I floated back to the waiting room on a cloud of candy floss and unicorn farts.
Another adorable nurse (what is it with the staff at Riverside? It’s like Build-a-Bear in there) took us both to a tiny back office to Initiate Us In The Ways Of The Needle. ‘You need to grab a bit of muffin-top – all ladies have some,’ she said, demonstrating on her barely-enough-for-a-cake-pop. H and I were each sat there holding a ‘demonstration’ Gonal-F pen and a needle and feeling faintly dorky – was she going to stab herself? Was I supposed to stab myself? Was she going to get H to stab me? To my relief, she got out a square of Elastoplast-pink foam to practice on, and we both did, and it didn’t scream. So!
We start with Gonal-F, 150IU an evening. On Monday I go back for another scan and bloodwork, and then add Cetrotide (which will involve feckin’ about with powder and little vials oh my God). On Thursday I start the Prednisolone tablets. Trigger will be, well, whenever, but probably 10th or 11th of July. And then we RETRIEVE. The nice nurse kindly said we could worry about ‘the other medications’ as and when. So I shall. And then we got a pink Frequent Flyers gift bag containing a miniature sharps bin, two DVDs on ‘How To Stab Yourself For Dummies’, leaflets, and, oh wondrous, a sort of briefcase, full of padded compartments and zips and extra shoulder straps, to keep all the medication in. It… I… Seriously? Well, thank you, really, and, seriously?
And then we floated off to the pharmacy (unicorn farts a little stale now, because NEEDLES) to let the Private Medicine System bend my credit card over the counter and use no lube at all.
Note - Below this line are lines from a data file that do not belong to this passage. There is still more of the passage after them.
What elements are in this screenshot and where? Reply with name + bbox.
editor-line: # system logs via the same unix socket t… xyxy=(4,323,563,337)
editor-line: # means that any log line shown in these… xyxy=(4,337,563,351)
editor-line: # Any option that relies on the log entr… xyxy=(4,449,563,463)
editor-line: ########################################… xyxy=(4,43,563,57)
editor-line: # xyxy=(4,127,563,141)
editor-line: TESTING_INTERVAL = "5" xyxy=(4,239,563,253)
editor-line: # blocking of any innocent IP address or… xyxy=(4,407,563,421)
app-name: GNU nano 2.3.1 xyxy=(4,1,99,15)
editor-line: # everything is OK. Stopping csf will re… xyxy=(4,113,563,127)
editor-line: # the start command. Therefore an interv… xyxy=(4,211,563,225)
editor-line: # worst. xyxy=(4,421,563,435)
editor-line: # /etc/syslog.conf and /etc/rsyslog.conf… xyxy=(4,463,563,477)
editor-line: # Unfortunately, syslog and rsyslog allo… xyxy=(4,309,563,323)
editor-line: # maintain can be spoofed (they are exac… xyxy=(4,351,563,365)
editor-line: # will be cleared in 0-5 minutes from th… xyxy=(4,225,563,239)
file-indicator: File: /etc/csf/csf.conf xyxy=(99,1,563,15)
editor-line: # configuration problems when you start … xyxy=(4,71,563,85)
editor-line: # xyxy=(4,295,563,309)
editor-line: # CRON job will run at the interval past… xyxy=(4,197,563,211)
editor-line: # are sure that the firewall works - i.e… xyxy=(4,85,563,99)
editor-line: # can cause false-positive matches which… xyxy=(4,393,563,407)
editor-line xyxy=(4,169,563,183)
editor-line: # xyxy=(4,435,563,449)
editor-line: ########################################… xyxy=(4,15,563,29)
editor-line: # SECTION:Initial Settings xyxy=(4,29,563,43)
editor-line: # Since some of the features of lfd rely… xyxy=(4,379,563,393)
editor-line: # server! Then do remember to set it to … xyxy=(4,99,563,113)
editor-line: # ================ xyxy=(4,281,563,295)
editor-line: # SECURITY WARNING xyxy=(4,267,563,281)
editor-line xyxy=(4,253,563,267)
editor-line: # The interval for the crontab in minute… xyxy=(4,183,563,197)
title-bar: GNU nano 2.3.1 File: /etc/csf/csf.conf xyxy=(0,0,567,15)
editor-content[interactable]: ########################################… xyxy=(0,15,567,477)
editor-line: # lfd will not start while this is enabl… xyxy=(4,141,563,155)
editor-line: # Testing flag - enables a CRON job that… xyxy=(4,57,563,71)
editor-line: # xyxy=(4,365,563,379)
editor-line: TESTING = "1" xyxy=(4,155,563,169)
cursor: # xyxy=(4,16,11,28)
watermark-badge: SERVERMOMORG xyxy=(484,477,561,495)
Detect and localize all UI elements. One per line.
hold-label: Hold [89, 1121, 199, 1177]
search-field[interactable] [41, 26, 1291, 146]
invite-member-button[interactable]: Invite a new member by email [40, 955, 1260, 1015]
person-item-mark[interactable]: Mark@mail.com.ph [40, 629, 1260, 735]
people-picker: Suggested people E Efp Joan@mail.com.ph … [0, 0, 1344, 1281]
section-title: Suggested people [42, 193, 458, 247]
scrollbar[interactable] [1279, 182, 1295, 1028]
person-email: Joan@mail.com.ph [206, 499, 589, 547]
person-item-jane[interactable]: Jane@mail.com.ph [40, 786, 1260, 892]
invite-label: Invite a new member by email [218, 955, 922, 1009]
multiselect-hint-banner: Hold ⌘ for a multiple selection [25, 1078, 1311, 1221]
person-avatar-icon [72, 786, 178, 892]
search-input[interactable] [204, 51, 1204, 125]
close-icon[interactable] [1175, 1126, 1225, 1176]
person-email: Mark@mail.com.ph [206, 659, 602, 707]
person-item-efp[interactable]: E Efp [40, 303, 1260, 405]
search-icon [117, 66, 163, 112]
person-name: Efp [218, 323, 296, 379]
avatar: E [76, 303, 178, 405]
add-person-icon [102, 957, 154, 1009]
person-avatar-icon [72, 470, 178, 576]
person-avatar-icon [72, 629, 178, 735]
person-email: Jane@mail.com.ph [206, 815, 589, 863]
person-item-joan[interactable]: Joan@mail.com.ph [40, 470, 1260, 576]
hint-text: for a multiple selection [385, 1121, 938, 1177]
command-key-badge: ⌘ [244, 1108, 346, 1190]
This evening, this very evening I am typing this at you, Gentle Readers, I took a swig of Pimms (don’t judge me), washed my hands, lined up the fancy pen, the needles, the instructions and the sharps bin, read the instructions again, faffed, got the cap off and the needle on, realised I hadn’t dialled in the dose, panicked vaguely about the minute air bubble the nurse had explicitly said wasn’t a problem, realised I still hadn’t dialled in the dose, did that, got H to check it said 150, took the cap off the needle, took the cover off the needle, bared my muffins, felt a bit sweaty, got H to bring me an ice-cube, sat there with top tucked right over the top of my breasts, naked-needled pen in one hand, ice pressed to tummy with other hand, oh for the love of… get a grip, May, sunk the needle into my flesh and pressed the plunger.
Nothing. The pen went ‘clickclickclick’ in my hand as the doseometer spun back to 0, I held the needle still while counting to ten, pulled it out, put the needle cap back on it, unscrewed that and dropped it in the sharps bin, recapped the pen, and we had a little Mexican wave in honour of me. Wheeeee! Nothing! Did not hurt! Barely felt it!
I am celebrating with a chamomile tea. Next step, shooting up in public bathrooms.